Coma Berenices is a constellation that had a hard time establishing its identity. There it sits in the eastern sky in the spring, a simple triangle framed by the Big Dipper to the north, Leo to the southwest, Bootes to the east, and Virgo to the southeast.
In late March and early April, I usually find it by looking in the southern sky almost straight overhead for the constellation Leo. Then I look just to the northeast for the faint patch of about half a dozen stars that define the western corner of the triangular shape of Coma.
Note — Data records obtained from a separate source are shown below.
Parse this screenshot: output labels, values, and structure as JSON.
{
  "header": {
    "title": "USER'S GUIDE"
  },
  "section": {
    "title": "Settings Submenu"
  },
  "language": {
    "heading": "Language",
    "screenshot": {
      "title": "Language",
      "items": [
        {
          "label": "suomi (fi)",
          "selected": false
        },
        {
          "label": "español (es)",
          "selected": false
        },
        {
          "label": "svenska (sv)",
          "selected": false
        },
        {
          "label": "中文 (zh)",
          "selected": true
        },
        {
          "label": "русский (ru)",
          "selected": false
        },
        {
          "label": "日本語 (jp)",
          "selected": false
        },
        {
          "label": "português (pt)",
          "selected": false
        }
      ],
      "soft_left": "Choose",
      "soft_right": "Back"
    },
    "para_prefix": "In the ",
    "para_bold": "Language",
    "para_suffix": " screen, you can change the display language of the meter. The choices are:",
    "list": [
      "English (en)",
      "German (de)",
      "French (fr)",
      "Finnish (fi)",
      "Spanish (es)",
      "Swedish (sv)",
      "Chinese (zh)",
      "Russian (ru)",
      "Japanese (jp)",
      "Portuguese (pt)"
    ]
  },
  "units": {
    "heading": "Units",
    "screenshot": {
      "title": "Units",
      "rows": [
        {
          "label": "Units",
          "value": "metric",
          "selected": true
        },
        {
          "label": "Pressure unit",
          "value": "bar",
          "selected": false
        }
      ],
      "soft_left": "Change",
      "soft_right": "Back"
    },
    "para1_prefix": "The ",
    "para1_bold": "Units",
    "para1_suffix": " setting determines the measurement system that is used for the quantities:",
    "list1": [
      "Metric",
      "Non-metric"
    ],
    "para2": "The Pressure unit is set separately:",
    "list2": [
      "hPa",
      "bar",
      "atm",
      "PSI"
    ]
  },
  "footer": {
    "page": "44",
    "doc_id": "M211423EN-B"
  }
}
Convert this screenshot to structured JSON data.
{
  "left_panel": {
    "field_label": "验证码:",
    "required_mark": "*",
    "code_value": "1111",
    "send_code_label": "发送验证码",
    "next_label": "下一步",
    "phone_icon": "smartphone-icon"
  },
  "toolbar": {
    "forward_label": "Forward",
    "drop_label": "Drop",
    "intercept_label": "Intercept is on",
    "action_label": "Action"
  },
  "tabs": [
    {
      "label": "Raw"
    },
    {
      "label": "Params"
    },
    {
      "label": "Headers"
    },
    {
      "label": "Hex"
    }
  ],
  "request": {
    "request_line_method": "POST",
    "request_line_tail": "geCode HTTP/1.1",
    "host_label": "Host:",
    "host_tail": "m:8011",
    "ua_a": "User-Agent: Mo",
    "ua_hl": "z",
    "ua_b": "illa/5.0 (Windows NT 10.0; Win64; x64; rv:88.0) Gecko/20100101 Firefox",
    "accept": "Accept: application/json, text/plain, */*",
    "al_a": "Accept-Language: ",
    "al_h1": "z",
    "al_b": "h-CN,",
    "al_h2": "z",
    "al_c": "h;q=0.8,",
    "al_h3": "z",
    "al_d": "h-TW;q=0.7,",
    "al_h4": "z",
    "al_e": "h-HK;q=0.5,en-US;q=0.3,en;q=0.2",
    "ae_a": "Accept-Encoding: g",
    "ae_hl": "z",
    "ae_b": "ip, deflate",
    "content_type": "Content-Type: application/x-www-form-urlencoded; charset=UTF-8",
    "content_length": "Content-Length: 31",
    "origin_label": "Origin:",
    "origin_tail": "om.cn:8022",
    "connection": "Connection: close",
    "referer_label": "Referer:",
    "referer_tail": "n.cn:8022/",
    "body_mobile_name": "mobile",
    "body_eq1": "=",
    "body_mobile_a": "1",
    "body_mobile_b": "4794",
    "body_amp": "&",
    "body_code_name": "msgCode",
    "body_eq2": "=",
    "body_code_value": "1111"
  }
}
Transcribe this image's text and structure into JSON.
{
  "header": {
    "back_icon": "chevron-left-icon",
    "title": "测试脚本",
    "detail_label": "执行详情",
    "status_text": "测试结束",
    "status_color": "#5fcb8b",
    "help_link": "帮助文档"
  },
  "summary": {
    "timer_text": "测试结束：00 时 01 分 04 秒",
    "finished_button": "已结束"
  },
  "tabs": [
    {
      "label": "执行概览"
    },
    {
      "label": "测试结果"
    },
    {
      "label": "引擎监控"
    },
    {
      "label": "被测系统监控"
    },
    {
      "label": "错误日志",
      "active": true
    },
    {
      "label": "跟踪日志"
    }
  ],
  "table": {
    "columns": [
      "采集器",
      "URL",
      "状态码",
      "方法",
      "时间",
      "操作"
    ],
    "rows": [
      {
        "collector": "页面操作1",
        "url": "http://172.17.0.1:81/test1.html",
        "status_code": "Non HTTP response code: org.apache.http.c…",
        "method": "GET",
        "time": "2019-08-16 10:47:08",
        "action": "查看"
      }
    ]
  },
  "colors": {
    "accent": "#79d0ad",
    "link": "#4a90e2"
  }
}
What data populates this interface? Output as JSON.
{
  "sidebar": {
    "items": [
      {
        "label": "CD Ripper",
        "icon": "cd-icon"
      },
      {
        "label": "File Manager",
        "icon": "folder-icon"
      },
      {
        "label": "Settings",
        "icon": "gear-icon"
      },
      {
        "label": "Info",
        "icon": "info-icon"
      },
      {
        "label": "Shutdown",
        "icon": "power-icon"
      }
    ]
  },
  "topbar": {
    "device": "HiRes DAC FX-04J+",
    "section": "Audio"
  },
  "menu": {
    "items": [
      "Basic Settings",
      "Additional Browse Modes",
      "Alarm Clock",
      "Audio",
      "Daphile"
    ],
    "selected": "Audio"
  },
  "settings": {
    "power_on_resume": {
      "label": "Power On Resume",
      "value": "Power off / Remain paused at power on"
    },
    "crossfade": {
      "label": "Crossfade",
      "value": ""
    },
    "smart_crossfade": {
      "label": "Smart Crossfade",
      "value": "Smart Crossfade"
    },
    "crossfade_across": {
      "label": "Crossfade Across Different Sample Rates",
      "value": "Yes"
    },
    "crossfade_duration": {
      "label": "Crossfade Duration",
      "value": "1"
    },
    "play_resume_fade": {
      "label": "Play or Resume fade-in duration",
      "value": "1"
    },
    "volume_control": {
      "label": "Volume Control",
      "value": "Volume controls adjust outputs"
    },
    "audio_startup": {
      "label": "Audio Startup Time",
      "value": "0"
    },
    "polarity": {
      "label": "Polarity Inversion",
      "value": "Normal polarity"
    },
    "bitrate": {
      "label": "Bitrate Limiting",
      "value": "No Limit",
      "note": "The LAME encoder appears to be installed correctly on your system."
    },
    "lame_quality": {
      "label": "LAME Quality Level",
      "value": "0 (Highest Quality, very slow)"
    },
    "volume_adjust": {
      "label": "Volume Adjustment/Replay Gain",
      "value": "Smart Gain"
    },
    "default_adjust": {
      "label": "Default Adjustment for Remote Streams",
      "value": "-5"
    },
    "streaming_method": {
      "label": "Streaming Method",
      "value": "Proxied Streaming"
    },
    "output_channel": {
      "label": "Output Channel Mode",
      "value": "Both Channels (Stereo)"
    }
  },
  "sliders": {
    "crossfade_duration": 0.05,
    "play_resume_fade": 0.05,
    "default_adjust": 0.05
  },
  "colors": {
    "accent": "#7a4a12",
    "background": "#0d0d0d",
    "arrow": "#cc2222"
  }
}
Coma’s greatest attribute is that scattered cluster of naked-eye stars, marked MEL 111 on most star maps. This cluster gives the constellation its name, which means “Berenice’s hair.” In binoculars it expands to many more than the 6 or 7 naked-eye stars. The stars look so spread out because MEL 111 is one of the closest star clusters to Earth. It is in our Milky Way galaxy, at only 250 lights years away, about 1,500 trillion miles.
Coma’s identity problem is that it has almost always been thought of as part of another constellation. The ancients thought of it as a sheaf of wheat or ivy being held by Virgo to the southeast. Arab astronomers named it Al Dafirah, “the tuft of hair” at the end of Leo the lion’s tail. But then came along an astrologer by the name of Conon (with an “O”— no relation to the famous barbarian), and Coma Berenices became famous forever as the patron constellation of liars and con men the world over. Here’s what happened.
Berenice was the wife of Ptolemy III, divine ruler of Egypt around 240 BC. Ptolemy was always off on some war or another, and Berenice sat home worrying about him. She offered her beautiful amber-colored hair to the Greek goddess of beauty Aphrodite (called Venus by the Romans) to insure her husband’s safe return. But the hair mysteriously disappeared, and Ptolemy and Berenice weren’t too happy about it. Their wrath fell upon court astrologer Conon, whose responsibility it must have been to keep the “amber tresses” safe. Let’s transport back to 240 BC and imagine the scene.
Setting: Conon, Ptolemy, and Berenice are standing just outside the temple of Aphrodite at Zephyrium. It is a brilliant starlit night in early spring.
Berenice: Where’s my hair, dude. The bald look won’t come in for at least 2,000 years.
Conon: Er, ah, um.
Ptolemy: (pensively, to himself) Now let’s see … tortures … hmmm.
Berenice: It had better not be stolen, Conon, baby. I don’t want locks of my hair sold in paperweights with “Souvenir of your glorious trip down the Nile” stamped all over them.
Ptolemy: The rack? No, not painful enough. Water torture? Too messy. Iron maiden? No, that hasn’t been invented yet.
Conon: (rolls his eyes up to heaven and has an inspiration) Well, of course, there’s your hair, my queen. Up in the sky, just to the west of Bootes, the herdsman. Yeah, that’s it. That patch of stars. Aphrodite so loved your sacrifice that she took your amber tresses and put them among the stars.
So Conon saved his skin, and Berenice became the only real, non-mythological person to have a constellation named after her. Oh, and Leo lost the tuft of hair at the end of its tail.
Planet lovers, take note. The conjunction between Jupiter and Venus continues in the western sky after sunset in evening twilight. Venus is the brighter one. It has climbed above Jupiter, which is bad news for Jupiter fanatics. Soon the solar System’s largest planet will be too close to the sun to see for a while.
Mars is high in the south around midnight. Look for the distinctly orange invader in the constellation Leo, the Lion.
About the same time, yellowish Saturn is lower in the southeast in the constellation Virgo. To its left is the bright star Spica. They make nearly as handsome a pair as Jupiter and Venus.